Johnson na wstępie rozmów z szefami rządów państw V4, w tym z premierem Mateuszem Morawieckim, podkreślił w kontekście rosyjskiej inwazji na Ukrainę, że doszło do ataku na kraj demokratyczny.
"Rosja chce poszerzyć swoją strefę wpływów, chce stworzyć nową Jałtę (...). Wszyscy z całej siły krytykujemy to, co wydarzyło się, mianowicie tę barbarzyńską inwazję przeprowadzoną przez Władimira Putina"

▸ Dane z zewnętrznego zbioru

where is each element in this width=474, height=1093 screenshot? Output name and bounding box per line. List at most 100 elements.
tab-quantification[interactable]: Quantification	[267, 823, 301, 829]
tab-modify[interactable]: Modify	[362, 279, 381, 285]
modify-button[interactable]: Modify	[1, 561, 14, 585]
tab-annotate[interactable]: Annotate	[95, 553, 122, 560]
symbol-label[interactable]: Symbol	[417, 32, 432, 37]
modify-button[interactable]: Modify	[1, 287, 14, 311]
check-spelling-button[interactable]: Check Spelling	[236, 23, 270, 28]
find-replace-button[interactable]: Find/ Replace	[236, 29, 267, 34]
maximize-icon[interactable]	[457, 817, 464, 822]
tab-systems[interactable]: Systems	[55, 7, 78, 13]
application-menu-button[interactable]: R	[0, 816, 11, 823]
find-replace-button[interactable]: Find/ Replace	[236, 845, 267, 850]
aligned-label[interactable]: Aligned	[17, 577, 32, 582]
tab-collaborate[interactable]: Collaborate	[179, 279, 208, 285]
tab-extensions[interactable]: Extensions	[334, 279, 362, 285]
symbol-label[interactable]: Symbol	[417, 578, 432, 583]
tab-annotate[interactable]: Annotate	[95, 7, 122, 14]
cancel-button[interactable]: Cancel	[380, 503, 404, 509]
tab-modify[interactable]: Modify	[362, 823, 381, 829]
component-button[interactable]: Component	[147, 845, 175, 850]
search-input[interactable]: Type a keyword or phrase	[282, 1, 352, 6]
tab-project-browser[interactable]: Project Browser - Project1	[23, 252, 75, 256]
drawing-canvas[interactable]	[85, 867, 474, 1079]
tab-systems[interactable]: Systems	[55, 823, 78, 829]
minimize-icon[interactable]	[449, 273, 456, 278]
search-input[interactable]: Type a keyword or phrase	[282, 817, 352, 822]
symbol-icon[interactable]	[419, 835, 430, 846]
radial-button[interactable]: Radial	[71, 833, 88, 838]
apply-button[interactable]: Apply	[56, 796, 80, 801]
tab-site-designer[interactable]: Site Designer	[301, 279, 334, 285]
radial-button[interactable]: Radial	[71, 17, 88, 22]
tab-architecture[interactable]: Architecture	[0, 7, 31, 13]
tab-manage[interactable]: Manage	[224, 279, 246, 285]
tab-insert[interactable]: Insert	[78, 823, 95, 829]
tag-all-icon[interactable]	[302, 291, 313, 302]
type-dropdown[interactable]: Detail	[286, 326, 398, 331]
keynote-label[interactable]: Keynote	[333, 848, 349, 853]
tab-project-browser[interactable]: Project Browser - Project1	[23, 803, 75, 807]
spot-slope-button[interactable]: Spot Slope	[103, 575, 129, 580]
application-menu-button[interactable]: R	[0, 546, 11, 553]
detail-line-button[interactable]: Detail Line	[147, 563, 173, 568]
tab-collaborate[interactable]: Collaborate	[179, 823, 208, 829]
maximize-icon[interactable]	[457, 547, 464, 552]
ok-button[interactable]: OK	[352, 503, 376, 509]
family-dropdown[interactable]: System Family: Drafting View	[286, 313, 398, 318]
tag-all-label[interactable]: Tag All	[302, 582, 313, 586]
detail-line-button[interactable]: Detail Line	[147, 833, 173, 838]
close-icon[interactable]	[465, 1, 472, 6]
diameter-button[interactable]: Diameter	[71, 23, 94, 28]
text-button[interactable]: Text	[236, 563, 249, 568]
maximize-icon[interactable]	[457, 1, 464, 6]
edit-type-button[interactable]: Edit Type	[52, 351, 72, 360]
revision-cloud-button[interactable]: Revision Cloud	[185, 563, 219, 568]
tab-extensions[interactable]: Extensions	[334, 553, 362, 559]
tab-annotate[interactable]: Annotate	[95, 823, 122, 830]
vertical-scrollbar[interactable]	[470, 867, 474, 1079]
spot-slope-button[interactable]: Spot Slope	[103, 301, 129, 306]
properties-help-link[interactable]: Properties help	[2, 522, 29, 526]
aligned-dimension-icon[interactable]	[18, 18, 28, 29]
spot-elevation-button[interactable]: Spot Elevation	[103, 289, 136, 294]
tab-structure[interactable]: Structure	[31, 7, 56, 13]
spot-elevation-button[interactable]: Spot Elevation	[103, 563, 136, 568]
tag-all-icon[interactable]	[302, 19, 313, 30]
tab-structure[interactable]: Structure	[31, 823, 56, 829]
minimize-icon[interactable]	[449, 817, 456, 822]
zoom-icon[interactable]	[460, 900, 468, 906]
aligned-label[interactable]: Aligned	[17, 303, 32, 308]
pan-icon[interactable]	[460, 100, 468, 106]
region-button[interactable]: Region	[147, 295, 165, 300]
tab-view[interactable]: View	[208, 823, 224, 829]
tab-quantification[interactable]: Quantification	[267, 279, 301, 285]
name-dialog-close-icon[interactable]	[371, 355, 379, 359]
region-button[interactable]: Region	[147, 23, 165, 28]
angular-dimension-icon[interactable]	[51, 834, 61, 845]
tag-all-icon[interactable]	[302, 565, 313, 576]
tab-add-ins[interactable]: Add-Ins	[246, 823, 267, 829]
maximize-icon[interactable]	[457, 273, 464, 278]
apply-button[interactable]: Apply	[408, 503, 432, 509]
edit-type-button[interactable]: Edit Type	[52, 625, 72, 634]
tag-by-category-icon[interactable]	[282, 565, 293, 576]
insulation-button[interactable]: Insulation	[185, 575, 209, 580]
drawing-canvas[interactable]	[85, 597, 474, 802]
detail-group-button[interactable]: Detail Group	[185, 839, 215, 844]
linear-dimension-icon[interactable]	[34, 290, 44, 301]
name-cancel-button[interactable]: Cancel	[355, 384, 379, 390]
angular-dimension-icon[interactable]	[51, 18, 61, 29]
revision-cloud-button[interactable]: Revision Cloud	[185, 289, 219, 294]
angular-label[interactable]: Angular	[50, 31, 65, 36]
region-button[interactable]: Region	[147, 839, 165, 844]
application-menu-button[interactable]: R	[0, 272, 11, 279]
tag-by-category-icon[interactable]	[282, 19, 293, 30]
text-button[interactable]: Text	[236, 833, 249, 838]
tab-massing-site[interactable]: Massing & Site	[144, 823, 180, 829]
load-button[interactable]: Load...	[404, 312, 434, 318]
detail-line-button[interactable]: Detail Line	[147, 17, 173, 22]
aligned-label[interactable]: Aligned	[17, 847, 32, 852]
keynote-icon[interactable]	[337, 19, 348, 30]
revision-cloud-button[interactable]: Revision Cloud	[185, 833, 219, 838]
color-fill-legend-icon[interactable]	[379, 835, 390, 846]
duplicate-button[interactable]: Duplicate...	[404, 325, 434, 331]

- powiedział premier Wielkiej Brytanii.
"I wiem, że będziemy zarówno dyplomatycznie, politycznie, ale też gospodarczo współpracować ze sobą w obliczu tego zagrożenia. Zrobimy wszystko, co w naszej mocy, też uzgadniając wsparcie wojskowe, aby pomóc naszym przyjaciołom z Ukrainy w tej godzinie desperacji i potrzeby"
- powiedział Johnson.
Podkreślił, że szefowie rządów państw Grupy Wyszehradzkiej reprezentują kraje, które są de facto na pierwszej linii ogromnego kryzysu humanitarnego i napływu uchodźców.
"Wielka Brytania jest gotowa, aby pomóc wam w każdy możliwy sposób. Wiem, że jesteśmy zjednoczeni w naszych poglądach, jeżeli chodzi o tę katastrofę przeprowadzoną przez Władimira Putina (...). Musimy pomóc narodowi ukraińskiemu, aby Putin poległ" - powiedział premier Wielkiej Brytanii.